In an over branded world where just about every product is screaming for attention, marketers continually seek ways to engage consumers. From branded content to in-your-face advertising, the aim has always been to make the product seem desirable and in high-demand. So why is Miracle Whip airing commercials with celebrities openly bashing their product? Why has a book burning party been suggested in place of saving a local library? These marketers haven’t lost their minds; they’re simply tapping into a new part of ours.
Reverse psychology, we’ve all heard of it. Formerly a way to get your husband to attend the Chicago Ballet or to get your two-year old to eat her vegetables, now a marketing gold mine. In a world where we’re constantly pushed to “buy this”, “eat here”, “do that”, it’s refreshing to hear the exact opposite. We all love to embrace the bad-assery of not following the rules, so when a marketer encourages consumers to “please don’t buy this”, you bet we’re going to—after all, aren’t you reading this article after I told you not to? A couple brands have fully embraced this approach and have really gotten people’s attention with their outlandish campaigns, and in the end accomplished what they set out to do, get people talking.
Dr. Pepper’s “Not for Women” campaign blatantly discourages women from drinking this diet soda, even though the diet soda market is saturated with calorie-watching ladies. Watching these ads, it seems that Dr. Pepper is attempting to jumpstart the men’s diet soda market that has been largely absent. However, in doing so, the brand may have actually sold directly to women using reverse psychology. Women hate to hear that only men are able to do something, whether it’s politics or a ten-calorie refreshment, the principle remains. So when women hear that this drink is definitely not for them, of course they will drink it (and blog about their triumph in the face of Dr. Pepper’s sexism).
In a not-so-obvious ruse, Leo Burnett helped save the Troy Public Library, with, you guessed it, reverse psychology. The clever campaign distributed lawn signs that read “Vote to close Troy library: Book burning party August 5th”. A related Facebook page was designed with book burning party details—I’m assuming it was BYOB (bring your own book). The residents of Troy, Michigan became so disgusted with these seemingly devilish book burners that they used Facebook to rally the community to vote “yes” for the modest tax increase.
Patagonia’s Cyber Monday crusade used a more subtle approach to building brand affinity. The message was clear “Don’t buy this jacket”, but its effect was more complex. The brand explained, “Patagonia wants to be in business for a good long time – and leave a world inhabitable for our kids – we want to do the opposite of every other business today.
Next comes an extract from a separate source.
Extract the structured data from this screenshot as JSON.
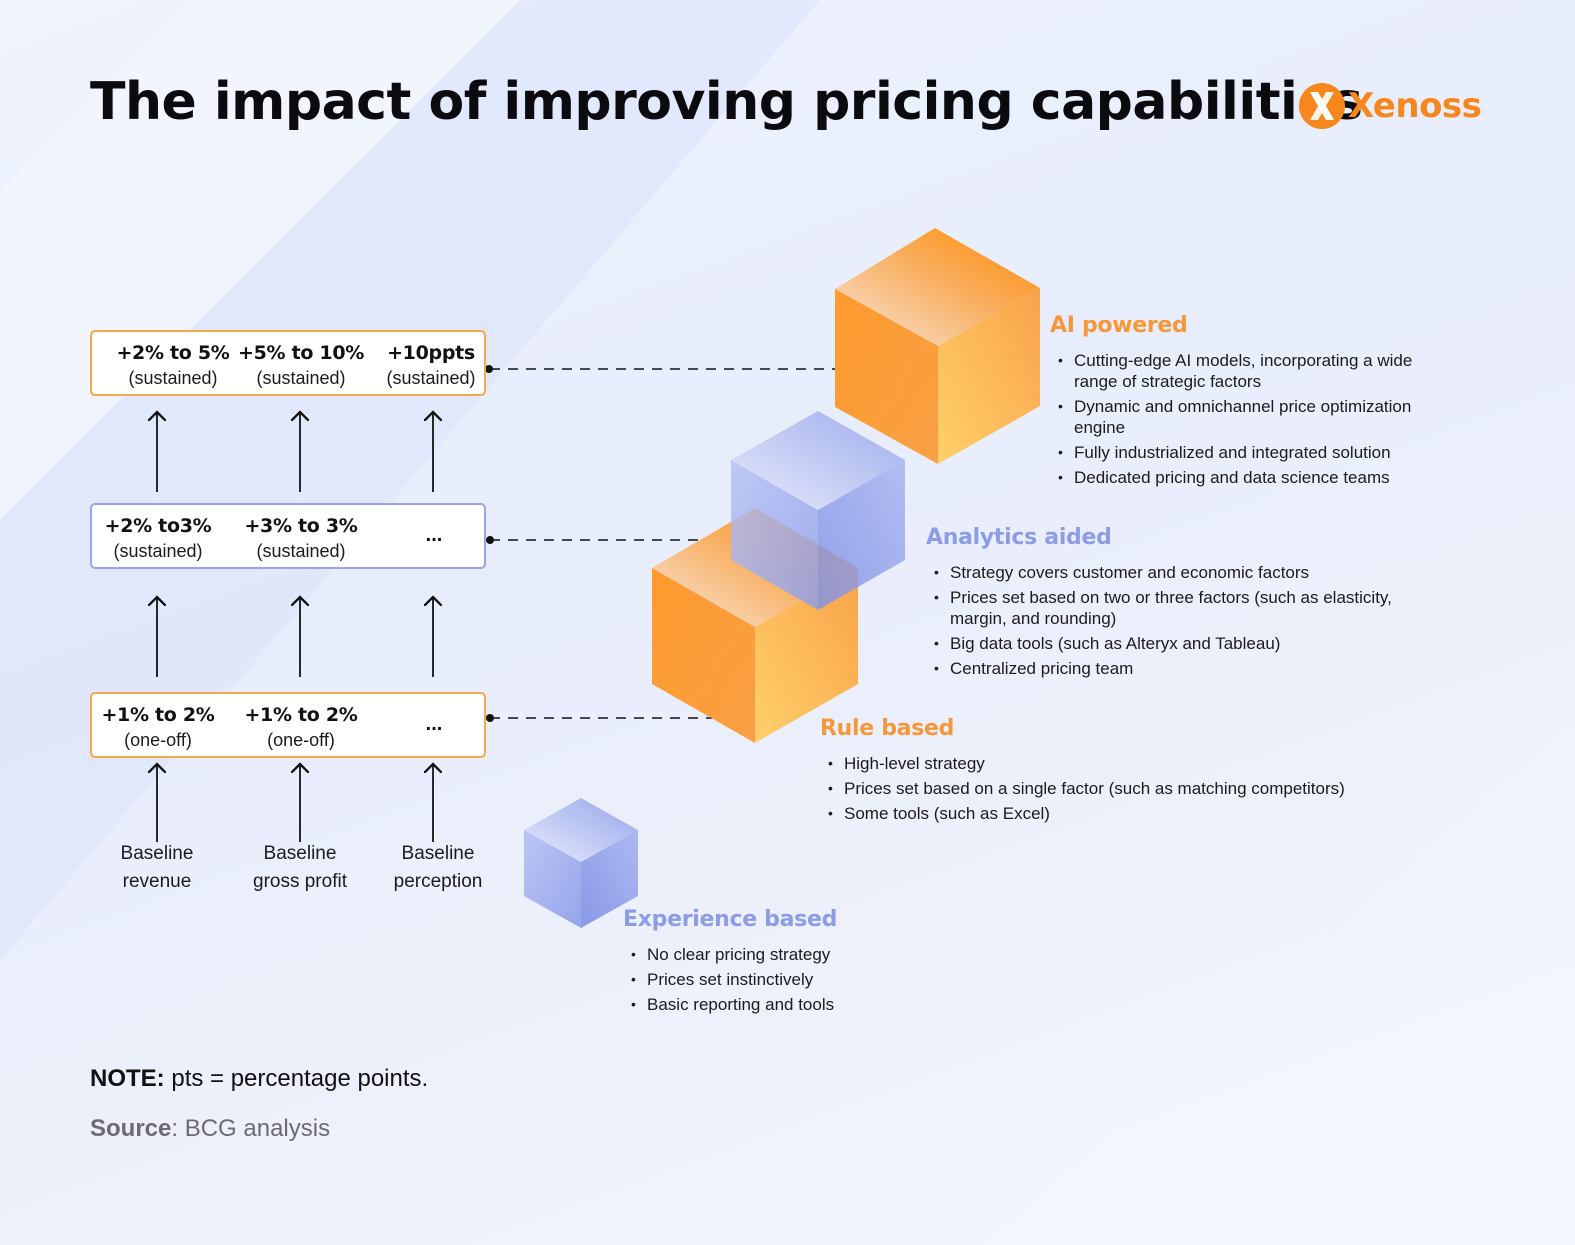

We ask you to buy less and to reflect before you spend a dime on this jacket or anything else”. Asking consumers to reflect on the culture of spending and refrain from purchasing on Cyber Monday seems like it would be a lethal blow to Patagonia’s profit on such an important shopping day, but it accomplishes something more important, building the sentiment that Patagonia really cares about our world. With this message in mind, people will prefer Patagonia over their competitors when it comes time to purchase that new winter fleece.
Reverse psychology is catching on and making a splash in markets saturated with pro-product content. But even with this backwards approach seeing great success, I’ll be the first to admit, I still won’t try Miracle Whip.